Thiem Alrik
Department of Philosophy, University of Geneva, Geneva, Switzerland
Eval Rev. 2014 Dec;38(6):487-513. doi: 10.1177/0193841X14550863. Epub 2014 Oct 9.
In recent years, the method of Qualitative Comparative Analysis (QCA) has been enjoying increasing levels of popularity in evaluation and directly neighboring fields. Its holistic approach to causal data analysis resonates with researchers whose theories posit complex conjunctions of conditions and events. However, due to QCA's relative immaturity, some of its technicalities and objectives have not yet been well understood.
In this article, I seek to raise awareness of six pitfalls of employing QCA with regard to the following three central aspects: case numbers, necessity relations, and model ambiguities. Most importantly, I argue that case numbers are irrelevant to the methodological choice of QCA or any of its variants, that necessity is not as simple a concept as it has been suggested by many methodologists, and that doubt must be cast on the determinacy of virtually all results presented in past QCA research.

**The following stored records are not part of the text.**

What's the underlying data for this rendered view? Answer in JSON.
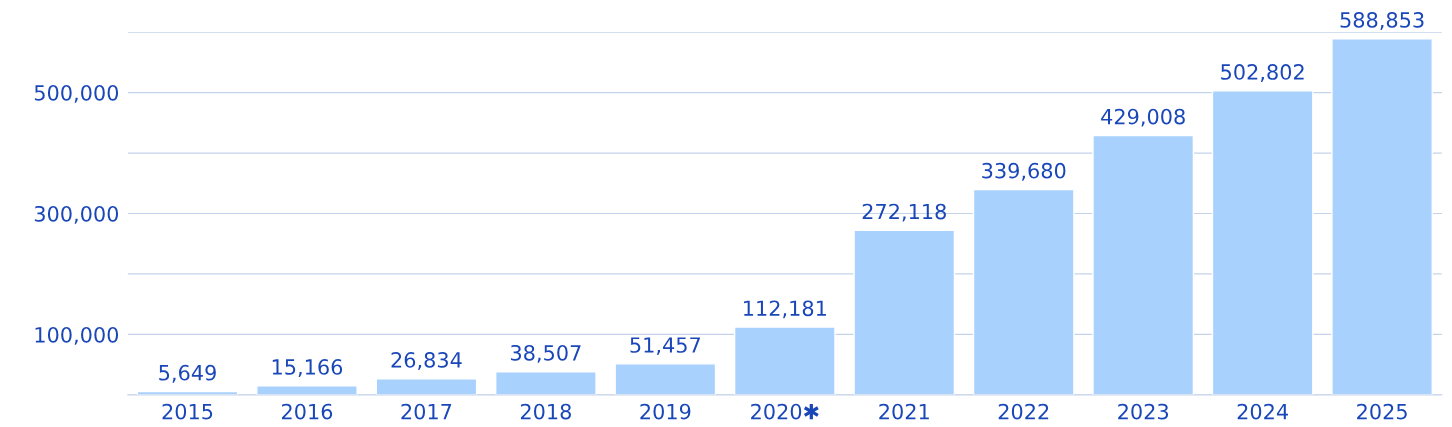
{
  "chart_data": {
    "type": "bar",
    "categories": [
      "2015",
      "2016",
      "2017",
      "2018",
      "2019",
      "2020✱",
      "2021",
      "2022",
      "2023",
      "2024",
      "2025"
    ],
    "values": [
      5649,
      15166,
      26834,
      38507,
      51457,
      112181,
      272118,
      339680,
      429008,
      502802,
      588853
    ],
    "value_labels": [
      "5,649",
      "15,166",
      "26,834",
      "38,507",
      "51,457",
      "112,181",
      "272,118",
      "339,680",
      "429,008",
      "502,802",
      "588,853"
    ],
    "color": "#a8d1fd",
    "ylim": [
      0,
      600000
    ],
    "yticks": [
      {
        "value": 0,
        "label": null
      },
      {
        "value": 100000,
        "label": "100,000"
      },
      {
        "value": 200000,
        "label": null
      },
      {
        "value": 300000,
        "label": "300,000"
      },
      {
        "value": 400000,
        "label": null
      },
      {
        "value": 500000,
        "label": "500,000"
      },
      {
        "value": 600000,
        "label": null
      }
    ],
    "grid": "y"
  }
}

By means of empirical examples from published articles, I explain the background of these pitfalls and introduce appropriate procedures, partly with reference to current software, that help avoid them.

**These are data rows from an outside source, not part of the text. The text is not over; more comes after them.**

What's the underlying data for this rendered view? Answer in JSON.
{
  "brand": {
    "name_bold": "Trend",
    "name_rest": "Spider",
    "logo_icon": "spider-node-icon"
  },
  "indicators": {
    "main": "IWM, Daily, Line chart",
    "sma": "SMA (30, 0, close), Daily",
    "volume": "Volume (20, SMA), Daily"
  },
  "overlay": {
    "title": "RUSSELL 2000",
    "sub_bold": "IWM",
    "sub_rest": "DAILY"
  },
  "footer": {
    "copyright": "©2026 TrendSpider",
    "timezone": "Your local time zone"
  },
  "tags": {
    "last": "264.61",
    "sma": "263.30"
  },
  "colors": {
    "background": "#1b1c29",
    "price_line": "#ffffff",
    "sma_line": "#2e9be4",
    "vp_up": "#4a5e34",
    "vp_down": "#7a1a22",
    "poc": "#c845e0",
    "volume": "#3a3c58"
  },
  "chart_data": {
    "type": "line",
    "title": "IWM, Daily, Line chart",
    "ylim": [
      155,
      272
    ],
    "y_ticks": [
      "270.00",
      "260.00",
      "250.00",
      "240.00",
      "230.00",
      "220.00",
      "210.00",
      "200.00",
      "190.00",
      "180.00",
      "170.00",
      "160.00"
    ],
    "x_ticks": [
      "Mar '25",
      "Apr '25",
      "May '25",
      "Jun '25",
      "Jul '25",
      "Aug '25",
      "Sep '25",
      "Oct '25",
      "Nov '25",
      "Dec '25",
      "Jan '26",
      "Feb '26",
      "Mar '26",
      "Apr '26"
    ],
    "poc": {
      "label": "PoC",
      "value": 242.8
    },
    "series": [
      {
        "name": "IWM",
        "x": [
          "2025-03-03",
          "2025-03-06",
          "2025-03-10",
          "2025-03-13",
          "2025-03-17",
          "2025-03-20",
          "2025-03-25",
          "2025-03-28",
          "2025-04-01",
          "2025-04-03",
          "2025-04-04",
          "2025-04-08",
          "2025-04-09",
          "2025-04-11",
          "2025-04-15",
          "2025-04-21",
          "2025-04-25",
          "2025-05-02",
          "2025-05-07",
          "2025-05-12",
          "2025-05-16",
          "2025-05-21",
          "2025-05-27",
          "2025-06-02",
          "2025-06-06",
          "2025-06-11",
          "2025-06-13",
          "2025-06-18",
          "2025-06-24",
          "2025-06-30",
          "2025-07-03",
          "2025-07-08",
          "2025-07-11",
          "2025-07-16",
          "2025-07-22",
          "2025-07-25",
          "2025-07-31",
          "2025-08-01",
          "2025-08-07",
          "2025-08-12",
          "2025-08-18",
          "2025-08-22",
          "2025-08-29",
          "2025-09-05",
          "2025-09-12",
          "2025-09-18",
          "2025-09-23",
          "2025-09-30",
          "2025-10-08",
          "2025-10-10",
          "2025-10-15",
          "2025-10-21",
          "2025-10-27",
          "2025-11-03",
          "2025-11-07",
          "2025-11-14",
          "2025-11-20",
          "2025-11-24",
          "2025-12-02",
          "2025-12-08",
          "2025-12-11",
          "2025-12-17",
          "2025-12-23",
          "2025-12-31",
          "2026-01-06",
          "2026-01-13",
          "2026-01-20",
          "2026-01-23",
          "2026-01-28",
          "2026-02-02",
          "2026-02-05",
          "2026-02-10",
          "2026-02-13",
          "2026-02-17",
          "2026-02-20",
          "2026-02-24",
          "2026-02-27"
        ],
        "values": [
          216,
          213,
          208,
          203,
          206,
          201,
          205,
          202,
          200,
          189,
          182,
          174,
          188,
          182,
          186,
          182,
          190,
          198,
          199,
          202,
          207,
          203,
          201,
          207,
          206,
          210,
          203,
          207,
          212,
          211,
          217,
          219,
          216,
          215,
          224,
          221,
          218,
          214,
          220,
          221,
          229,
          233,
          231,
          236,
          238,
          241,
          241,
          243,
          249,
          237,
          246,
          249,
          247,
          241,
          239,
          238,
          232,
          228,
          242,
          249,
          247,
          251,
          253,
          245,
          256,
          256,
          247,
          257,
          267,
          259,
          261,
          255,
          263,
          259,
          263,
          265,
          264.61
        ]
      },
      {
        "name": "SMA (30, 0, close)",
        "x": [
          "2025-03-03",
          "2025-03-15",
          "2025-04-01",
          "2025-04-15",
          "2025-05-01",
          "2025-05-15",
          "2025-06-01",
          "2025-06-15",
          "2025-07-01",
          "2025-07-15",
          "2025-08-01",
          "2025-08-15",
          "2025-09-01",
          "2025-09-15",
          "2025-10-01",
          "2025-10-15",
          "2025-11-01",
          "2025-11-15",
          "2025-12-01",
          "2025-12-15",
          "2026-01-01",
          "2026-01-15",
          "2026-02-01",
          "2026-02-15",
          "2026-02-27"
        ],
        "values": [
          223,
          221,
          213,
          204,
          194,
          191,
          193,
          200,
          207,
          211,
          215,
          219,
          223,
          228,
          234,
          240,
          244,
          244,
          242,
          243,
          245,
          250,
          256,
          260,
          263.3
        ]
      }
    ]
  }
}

QCA carries great potential for scholars in evaluation and directly neighboring areas interested in the analysis of complex dependencies in configurational data. If users beware of the pitfalls introduced in this article, and if they avoid mechanistic adherence to doubtful "standards of good practice" at this stage of development, then research with QCA will gain in quality, as a result of which a more solid foundation for cumulative knowledge generation and well-informed policy decisions will also be created.

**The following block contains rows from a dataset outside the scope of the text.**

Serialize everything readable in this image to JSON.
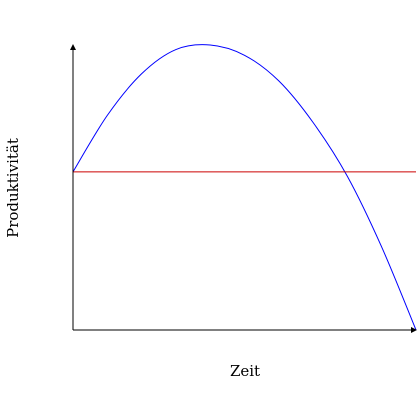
{
  "chart_data": {
    "type": "line",
    "title": "",
    "xlabel": "Zeit",
    "ylabel": "Produktivität",
    "xlim": [
      0,
      1
    ],
    "ylim": [
      0,
      1
    ],
    "grid": false,
    "legend": "none",
    "ticks": "none",
    "series": [
      {
        "color": "#0000ff",
        "style": "curve",
        "x": [
          0,
          0.1,
          0.2,
          0.3,
          0.4,
          0.5,
          0.6,
          0.7,
          0.8,
          0.9,
          1.0
        ],
        "y": [
          0.555,
          0.753,
          0.899,
          0.984,
          1.0,
          0.964,
          0.874,
          0.728,
          0.539,
          0.291,
          0.0
        ]
      },
      {
        "color": "#cc0000",
        "style": "line",
        "x": [
          0,
          1
        ],
        "y": [
          0.555,
          0.555
        ]
      }
    ]
  }
}
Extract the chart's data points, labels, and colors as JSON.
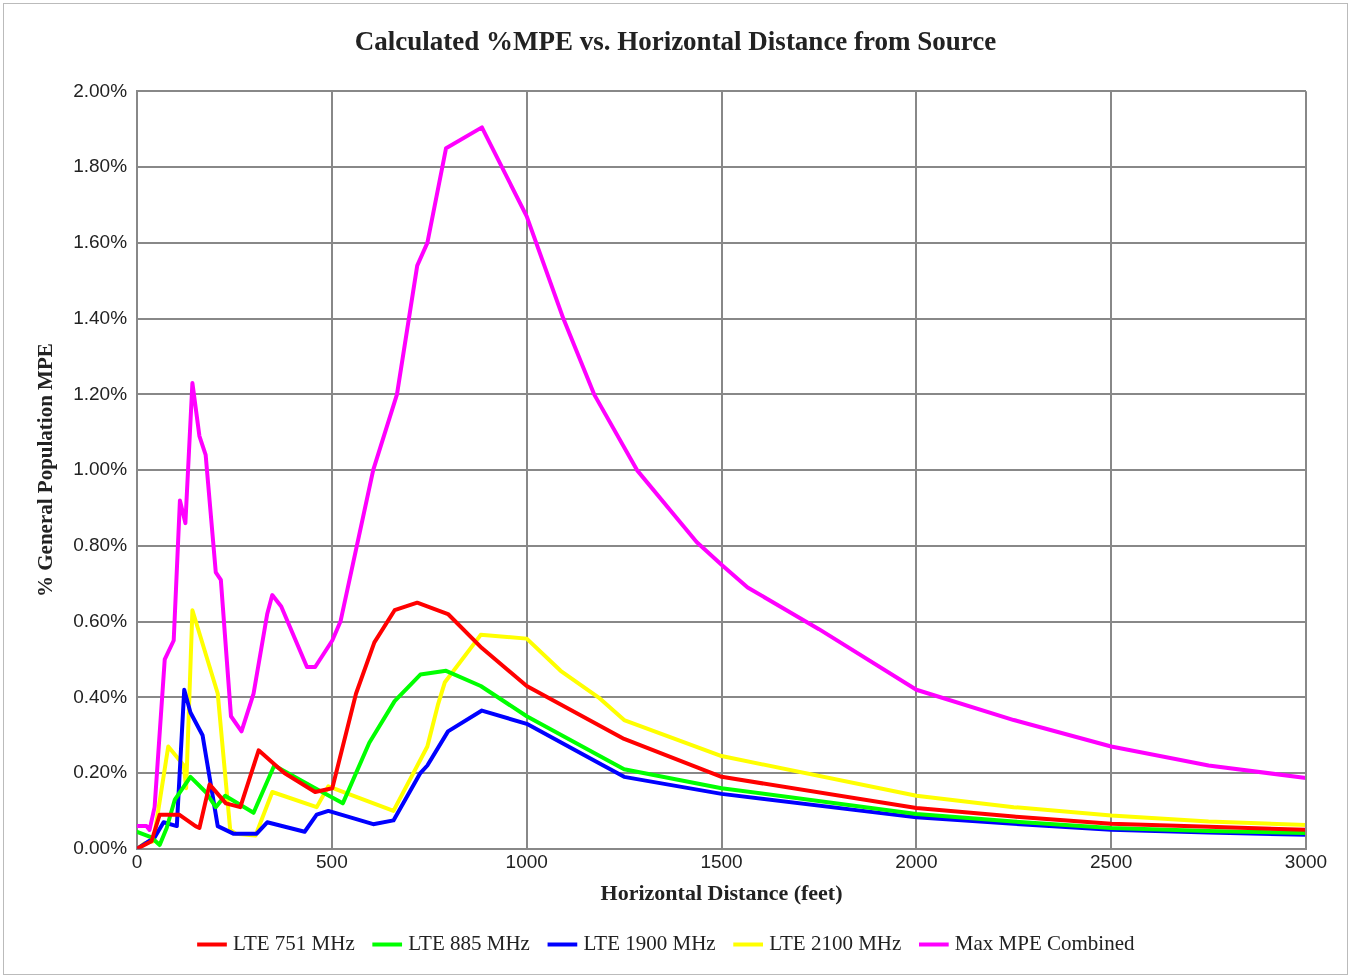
{
  "chart_data": {
    "type": "line",
    "title": "Calculated %MPE vs. Horizontal Distance from Source",
    "xlabel": "Horizontal Distance (feet)",
    "ylabel": "% General Population MPE",
    "xlim": [
      0,
      3000
    ],
    "xticks": [
      0,
      500,
      1000,
      1500,
      2000,
      2500,
      3000
    ],
    "ylim": [
      0,
      2
    ],
    "yticks": [
      {
        "value": 0,
        "label": "0.00%"
      },
      {
        "value": 0.2,
        "label": "0.20%"
      },
      {
        "value": 0.4,
        "label": "0.40%"
      },
      {
        "value": 0.6,
        "label": "0.60%"
      },
      {
        "value": 0.8,
        "label": "0.80%"
      },
      {
        "value": 1,
        "label": "1.00%"
      },
      {
        "value": 1.2,
        "label": "1.20%"
      },
      {
        "value": 1.4,
        "label": "1.40%"
      },
      {
        "value": 1.6,
        "label": "1.60%"
      },
      {
        "value": 1.8,
        "label": "1.80%"
      },
      {
        "value": 2,
        "label": "2.00%"
      }
    ],
    "grid": true,
    "legend": "bottom",
    "marker": "none",
    "line_style": "solid",
    "series": [
      {
        "name": "LTE 751 MHz",
        "color": "#ff0000",
        "x": [
          0,
          37,
          58,
          89,
          108,
          150,
          160,
          186,
          228,
          265,
          312,
          378,
          457,
          501,
          562,
          609,
          661,
          719,
          798,
          885,
          1000,
          1250,
          1500,
          2000,
          2250,
          2500,
          2750,
          3000
        ],
        "values": [
          0,
          0.02,
          0.09,
          0.09,
          0.09,
          0.06,
          0.055,
          0.17,
          0.12,
          0.11,
          0.26,
          0.2,
          0.15,
          0.16,
          0.41,
          0.545,
          0.63,
          0.65,
          0.62,
          0.53,
          0.43,
          0.29,
          0.19,
          0.108,
          0.085,
          0.066,
          0.058,
          0.05
        ]
      },
      {
        "name": "LTE 885 MHz",
        "color": "#00ff00",
        "x": [
          0,
          37,
          58,
          76,
          97,
          137,
          176,
          202,
          226,
          299,
          352,
          457,
          528,
          596,
          661,
          727,
          793,
          882,
          1000,
          1250,
          1500,
          2000,
          2250,
          2500,
          2750,
          3000
        ],
        "values": [
          0.045,
          0.03,
          0.01,
          0.055,
          0.13,
          0.19,
          0.15,
          0.11,
          0.14,
          0.095,
          0.22,
          0.16,
          0.12,
          0.28,
          0.39,
          0.46,
          0.47,
          0.43,
          0.35,
          0.21,
          0.16,
          0.092,
          0.072,
          0.055,
          0.047,
          0.042
        ]
      },
      {
        "name": "LTE 1900 MHz",
        "color": "#0000ff",
        "x": [
          0,
          45,
          68,
          102,
          121,
          137,
          168,
          207,
          247,
          307,
          334,
          430,
          461,
          491,
          606,
          658,
          727,
          745,
          798,
          885,
          1000,
          1250,
          1500,
          2000,
          2250,
          2500,
          2750,
          3000
        ],
        "values": [
          0,
          0.03,
          0.07,
          0.06,
          0.42,
          0.36,
          0.3,
          0.06,
          0.04,
          0.04,
          0.07,
          0.045,
          0.09,
          0.1,
          0.065,
          0.075,
          0.2,
          0.22,
          0.31,
          0.365,
          0.33,
          0.19,
          0.145,
          0.083,
          0.066,
          0.05,
          0.043,
          0.037
        ]
      },
      {
        "name": "LTE 2100 MHz",
        "color": "#ffff00",
        "x": [
          0,
          20,
          42,
          80,
          120,
          126,
          142,
          207,
          239,
          253,
          304,
          347,
          461,
          491,
          658,
          745,
          772,
          790,
          882,
          1000,
          1087,
          1184,
          1250,
          1500,
          2000,
          2250,
          2500,
          2750,
          3000
        ],
        "values": [
          0,
          0.015,
          0.02,
          0.27,
          0.22,
          0.16,
          0.63,
          0.41,
          0.05,
          0.04,
          0.035,
          0.15,
          0.11,
          0.165,
          0.1,
          0.27,
          0.38,
          0.44,
          0.565,
          0.555,
          0.47,
          0.4,
          0.34,
          0.245,
          0.14,
          0.11,
          0.088,
          0.072,
          0.063
        ]
      },
      {
        "name": "Max MPE Combined",
        "color": "#ff00ff",
        "x": [
          0,
          24,
          32,
          45,
          71,
          94,
          110,
          124,
          142,
          160,
          176,
          202,
          215,
          241,
          268,
          299,
          334,
          347,
          370,
          436,
          457,
          501,
          522,
          606,
          667,
          719,
          745,
          793,
          885,
          1000,
          1094,
          1173,
          1283,
          1436,
          1500,
          1567,
          1750,
          2000,
          2250,
          2500,
          2750,
          3000
        ],
        "values": [
          0.06,
          0.06,
          0.05,
          0.11,
          0.5,
          0.55,
          0.92,
          0.86,
          1.23,
          1.09,
          1.04,
          0.73,
          0.71,
          0.35,
          0.31,
          0.41,
          0.62,
          0.67,
          0.64,
          0.48,
          0.48,
          0.55,
          0.6,
          1,
          1.2,
          1.54,
          1.6,
          1.85,
          1.905,
          1.67,
          1.4,
          1.2,
          1,
          0.81,
          0.75,
          0.69,
          0.58,
          0.42,
          0.34,
          0.27,
          0.22,
          0.187
        ]
      }
    ]
  }
}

近年来,定性比较分析(QCA)方法在评估及直接相关领域越来越受欢迎。其对因果数据分析的整体方法与那些理论假定条件和事件存在复杂结合的研究人员产生了共鸣。然而,由于QCA相对不成熟,其一些技术细节和目标尚未得到很好的理解。
在本文中,我试图提高人们对在以下三个核心方面使用QCA时六个陷阱的认识:案例数量、必要性关系和模型模糊性。最重要的是,我认为案例数量与QCA及其任何变体的方法选择无关,必要性并非许多方法论者所认为的那样简单,并且必须对过去QCA研究中几乎所有呈现结果的确定性提出质疑。
通过已发表文章中的实证例子,我解释了这些陷阱的背景,并介绍了适当的程序,部分参考了当前软件,以帮助避免这些陷阱。
对于评估及直接相关领域中对构型数据中复杂依赖性分析感兴趣的学者而言,QCA具有巨大潜力。如果用户留意本文中介绍的陷阱,并且在现阶段的发展中避免机械地遵循可疑的“良好实践标准”,那么使用QCA进行的研究质量将会提高,从而也将为累积知识生成和明智的政策决策奠定更坚实的基础。